A comprehensive history of the American stage of the Vietnam War.

Vietnam: The Ten Thousand Day War - Netflix

Type: Documentary

Languages: English

Status: Ended

Runtime: 60 minutes

Premier: 1980-10-16

Vietnam: The Ten Thousand Day War - Ten thousand years - Netflix

In various East Asian languages, the phrase “ten thousand years” is used to wish long life, and is typically translated as “Live long!” in English. The phrase originated in ancient China as an expression used to wish long life to the emperor of China. Due to the political and cultural influence of China in the area, and in particular of the Chinese language, cognates with similar meanings and usage patterns have appeared in many East Asian languages. In some countries, this phrase is mundanely used when expressing feeling of triumph, typically shouted by crowds.

Vietnam: The Ten Thousand Day War - China - Netflix

The phrase wansui (萬歲; literally “ten thousand years”) was once used casually to wish a person long life.

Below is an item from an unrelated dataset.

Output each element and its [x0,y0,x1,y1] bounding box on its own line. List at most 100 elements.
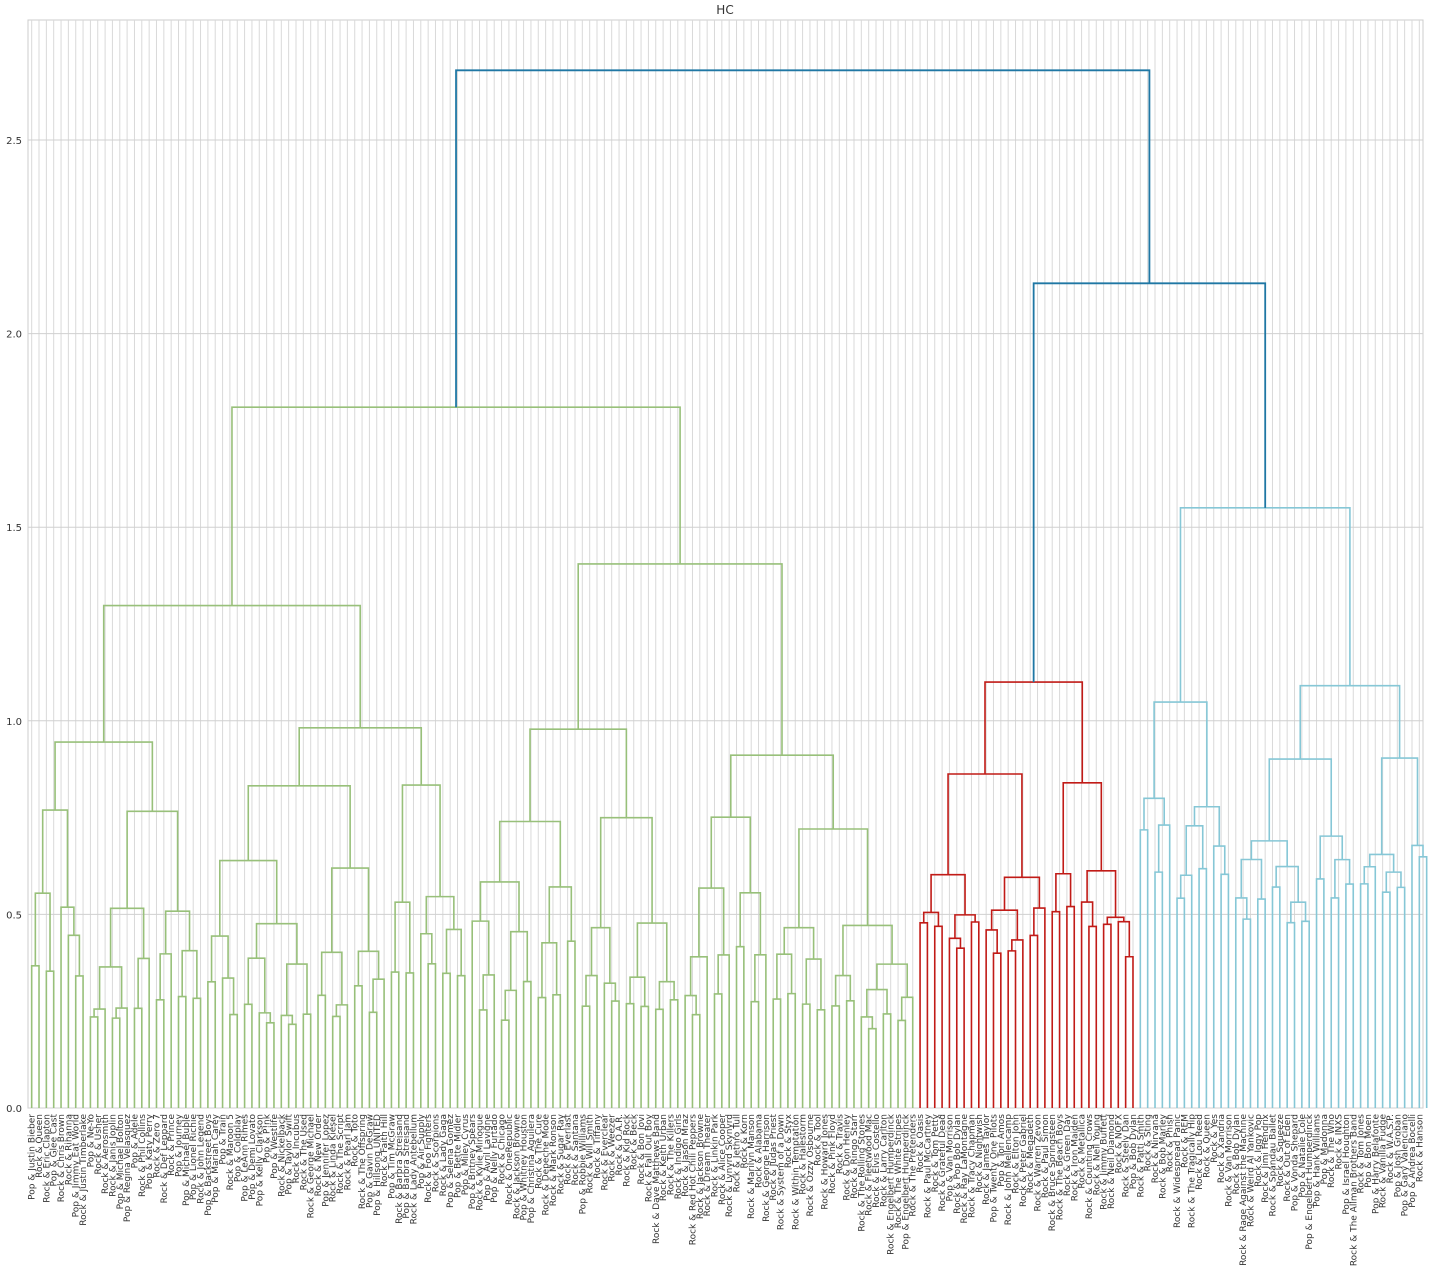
dendrogram-link [330,867,370,953]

The term's use was probably coined during Han dynasty. In 110 BC, Emperor Wu of Han was addressed by the phrase “Wansui” on Mount Song. According to legend, Mount Song itself called out the phrase to address the emperor. During the Tang dynasty, it came to be used exclusively to address the emperor as a prayer for his long life and reign. Then, during the Five Dynasties and Ten Kingdoms period, its use was temporarily extended to include certain higher-ranking members of the imperial court, but this tradition was relatively short-lived: in later imperial history, using it to address someone other than the emperor was considered an act of sedition and was consequently highly dangerous. During certain reigns of weak emperors, powerful eunuchs such as Liu Jin and Wei Zhongxian circumvented this restriction by styling themselves with jiǔ qiān suì (九千歲, literally “9000 years”) so as to display their high positions, which were close to or even exceeded the emperor's, while still remaining reverent to the title of the emperor. Traditionally, empresses consort and empresses dowager were addressed with “thousand years” (千歲) rather than “ten thousand years”, which was reserved for the emperor. However, Empress Dowager Cixi, the de facto supreme ruler of China from 1861 to 1908, was addressed with “ten thousand years”. Several photographs of her show a banner on her litter reading “The Incumbent Holy Mother, the Empress Dowager of the Great Qing, [will live and reign for] ten thousand years, ten thousand years, ten thousand of ten thousand years” (大清國當今聖母皇太后萬歲萬歲萬萬歲). The Emperor was addressed by the title “Lord of Ten Thousand Years” (simplified Chinese: 万岁爷; traditional Chinese: 萬歲爺; pinyin: Wànsuìyé).